Jo Wiley’s campaign has made sure that people with learning disabilities are treated fairly and given priority for the Covid vaccine. Steve Palmer hopes this can usher in new thinking about learning disability across all areas of life.
This article is part of a week of reflection on the past year and what it has meant for individuals, communities and local government. Unlocked: local stories from a global pandemic.
Dolly Parton’s had it. I’ve had it. But Jo Whiley’s sister Frances had to wait and caught Covid-19 before she had a chance to have it. I’m talking about the vaccination. The last time I wrote for this blog it was all about how we were coping with the first lockdown. I didn’t imagine that, by Christmas Eve, my Mum would be going for her first vaccine against Covid-19. What a success story the jabs have been in many ways. However, it just feels that, yet again, people with learning disabilities have had to struggle to achieve a level playing field.

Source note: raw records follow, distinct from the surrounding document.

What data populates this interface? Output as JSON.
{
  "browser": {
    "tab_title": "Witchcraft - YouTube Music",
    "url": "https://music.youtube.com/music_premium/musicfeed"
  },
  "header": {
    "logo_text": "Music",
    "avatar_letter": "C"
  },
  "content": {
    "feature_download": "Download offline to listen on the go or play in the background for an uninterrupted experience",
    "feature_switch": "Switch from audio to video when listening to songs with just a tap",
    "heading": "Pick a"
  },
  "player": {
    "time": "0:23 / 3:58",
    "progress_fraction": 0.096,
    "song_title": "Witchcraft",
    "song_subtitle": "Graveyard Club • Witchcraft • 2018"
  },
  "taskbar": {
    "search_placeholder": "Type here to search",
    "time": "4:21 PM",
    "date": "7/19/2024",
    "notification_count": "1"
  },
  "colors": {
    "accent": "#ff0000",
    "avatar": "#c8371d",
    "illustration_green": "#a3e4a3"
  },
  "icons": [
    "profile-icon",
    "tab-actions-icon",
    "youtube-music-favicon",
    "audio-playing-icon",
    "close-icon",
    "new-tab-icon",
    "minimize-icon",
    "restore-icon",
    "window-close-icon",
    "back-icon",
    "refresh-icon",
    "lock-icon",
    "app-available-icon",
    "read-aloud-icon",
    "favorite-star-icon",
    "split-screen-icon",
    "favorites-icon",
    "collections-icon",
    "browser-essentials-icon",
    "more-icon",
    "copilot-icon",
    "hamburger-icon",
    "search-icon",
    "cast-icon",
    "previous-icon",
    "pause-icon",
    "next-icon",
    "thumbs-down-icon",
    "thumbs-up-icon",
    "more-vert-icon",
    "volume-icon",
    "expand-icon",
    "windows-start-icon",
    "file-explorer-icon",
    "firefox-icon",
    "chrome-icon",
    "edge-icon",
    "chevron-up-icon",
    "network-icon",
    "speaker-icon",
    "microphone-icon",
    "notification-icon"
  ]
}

My son Stanley has Down’s Syndrome and is on the clinically vulnerable list. The irony is that after Christmas, five of our extended family members had the virus and Stan was by far the least ill. But you never know what a second infection would be like for him, so there’s still concern. By the way, I was by far the sickest but my job as Down’s Dad is to stop moaning and realise that I took one for the team.
Jo and Frances campaign
Many of us in the extended family have now had the first jab because we’re Stan’s carers. My Mum’s had her second jab. But something’s wrong when DJ Jo Whiley gets offered a jab and her sister, Frances, who has a learning disability, doesn’t. Whiley’s campaign has been amazing; she’s the Marcus Rashford of the learning disability world. Rashford used his fame to raise the issue of children’s access to meals. And got something done. And then Jo’s campaign has helped pave the way for people with learning disabilities to get prioritised.
So, in a short space of time we’ve come a long way. I’ve seen less shocking ‘Do not resuscitate’ headlines in the latest lockdown. Perhaps finally society will realise that people with learning disabilities are more vulnerable to Covid-19 and its effects than most. There’s a distinction to be drawn here though. People with learning disabilities aren’t always vulnerable: they must have choice and control over as much of their lives as possible. But when it comes to Covid-19, there is a particular vulnerability.
So let’s not think of learning disability and vulnerability as always inhabiting the same space. Since my last blog it hasn’t all been about Covid-19. I send out a quirky Friday newsletter about learning disabilities and autism, because reporting on learning disability and autism can be glum. And there’s been amazing stories, such as the lad with Down’s doing Elvis impressions, the man who completed the Ironman Triathlons, or the tale of two podcasts.
Jackson Robol – a 17 year old with autism who lives in North Carolina – has difficulty has putting sentences together unless he’s watching sports; so now he runs a podcast and interviews local sports figures. And then there’s 10-year old Pádraig O’Callaghan from County Limerick, whose ‘Paudcast’ helps with his communication skills and confidence.
Back to jab-gate. Dolly, Jo and Frances have all played important roles in making sure that people are getting the vaccine; and Jo and Frances have put people with learning disabilities on top of the agenda. Let’s hope they both get to meet the Queen in person after being included in the New Year Honours list. They may well have saved lives; and in the process, they’ve perhaps made people think about learning disability in a new way.